Нью-йоркская гостиница «Риц-Тауэр», где мы жили в 1941 году, была перестроена, и апартаменты сдавались не меньше чем на год, но дирекция любезно согласилась предоставить мне номер на месяц. После окончания турне ко мне приехала из Парижа жена, и мы прожили там несколько недель, радуясь, что верные друзья тяжелых времен остались ими и во времена счастливые. Симоне было очень приятно, что хозяева всех окрестных лавочек узнавали и приветливо встречали ее. Перед отъездом «Альянс Франсез» и общество «Франция — Америка» объединились, чтобы устроить в нашу честь банкет на пятьсот человек под председательством посла Армана Берара. Франция по-прежнему относилась к Соединенным Штатам с доверием и дружбой; и я от всей души желал, чтобы так было и впредь.

1961 год был отмечен для меня самой тяжелой болезнью в моей жизни. Уезжая в июле из Парижа в Перигор, я уже чувствовал, что меня лихорадит. На самом деле у меня начинался плеврит, но я этого не знал и не заботился о лечении. В Эссандьерасе мы принимали одного американского друга, советника по культуре при посольстве, и решили в палящий зной показать ему Дордонь. В романе «Превратности любви» я показал, как герой Филипп Марсена в жару входит в ледяной грот, заболевает пневмонией и умирает. Это было любопытное предчувствие. Вместе с американскими гостями я, горя и обливаясь потом, постоял в гроте Страшного Суда в Брантоме; вечером мне было так плохо, что жена попросила доктора Больё, нашего эксидёйского врача, срочно приехать в Эссандьерас. Он поставил диагноз: плеврит и двустороннее воспаление легких.

Для Симоны началось тревожное время. Сам я вполне осознавал опасность. Но я не боялся. Мысль о смерти вовсе не пугала меня. Я думал о Монтене: «Даже если бы это была сама смерть…» И еще об Алене, говорившем: «Смерть — нечто вполне реальное». В то же время я старался как можно лучше помогать своим спокойствием тем, кто так заботливо за мной ухаживал. Еще одно любопытное совпадение: я только что написал жизнеописание Флеминга и мог со знанием дела наблюдать, как Больё подбирает антибиотики. Из Перигё и Бержерака приезжали специалисты — кардиолог, радиолог. Газета «Юго-Запад» написала, что я тяжело болен. Радио распространило новость по всей Франции. Ее подхватила зарубежная печать. Думали, что я при смерти. На Эссандьерас обрушился целый поток писем и телеграмм. Приехал мой парижский врач, профессор Клод Ларош, хоть и был в отпуске. Он всецело одобрил лечение, предписанное доктором Больё.

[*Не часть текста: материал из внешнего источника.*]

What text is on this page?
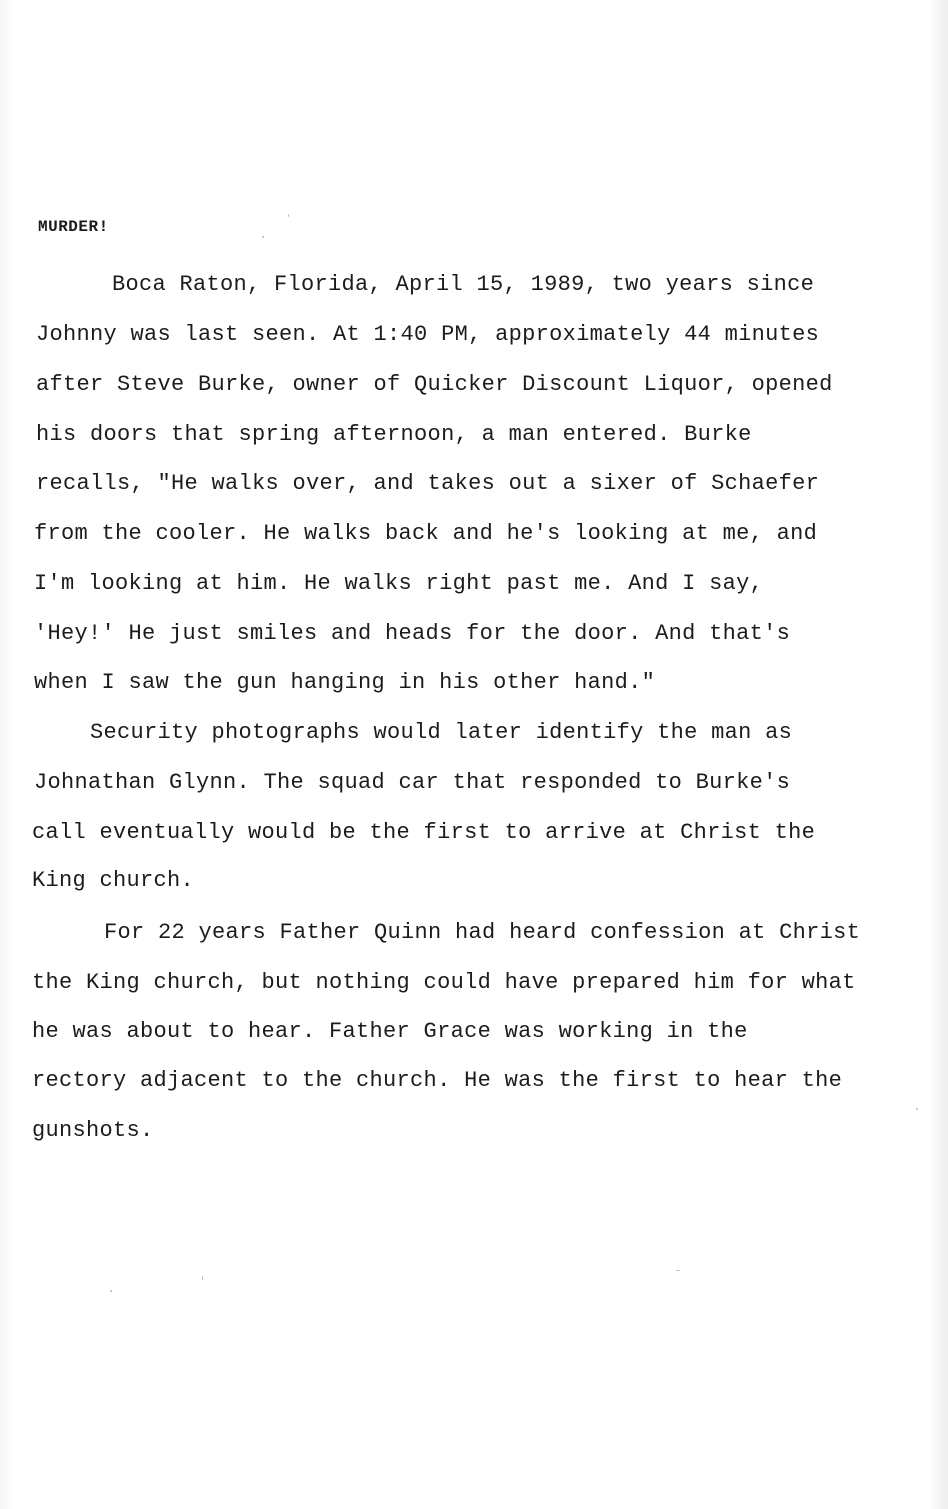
MURDER!
Boca Raton, Florida, April 15, 1989, two years since
Johnny was last seen. At 1:40 PM, approximately 44 minutes
after Steve Burke, owner of Quicker Discount Liquor, opened
his doors that spring afternoon, a man entered. Burke
recalls, "He walks over, and takes out a sixer of Schaefer
from the cooler. He walks back and he's looking at me, and
I'm looking at him. He walks right past me. And I say,
'Hey!' He just smiles and heads for the door. And that's
when I saw the gun hanging in his other hand."
Security photographs would later identify the man as
Johnathan Glynn. The squad car that responded to Burke's
call eventually would be the first to arrive at Christ the
King church.
For 22 years Father Quinn had heard confession at Christ
the King church, but nothing could have prepared him for what
he was about to hear. Father Grace was working in the
rectory adjacent to the church. He was the first to hear the
gunshots.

Напряжение не спадало две недели. А утром 14 июля мать Симоны почувствовала себя плохо, легла, впала в забытье и умерла от сердечного приступа, так и не придя в сознание. Бедной Симоне пришлось от моей постели идти в церковь и на кладбище под праздничными флагами. А едва только она вернулась в Эссандьерас, как на кухне нашего дома вспыхнул пожар. Приехавшие по вызову эксидёйские пожарные сказали: «Если не удастся справиться с огнем сразу, будет разумнее перевезти месье Моруа в другое место… Едва займутся балки, как рухнет крыша и вспыхнет весь дом». К великому счастью, пожарные совершили чудо, и меня не пришлось эвакуировать. Я был так слаб, что это было бы непросто.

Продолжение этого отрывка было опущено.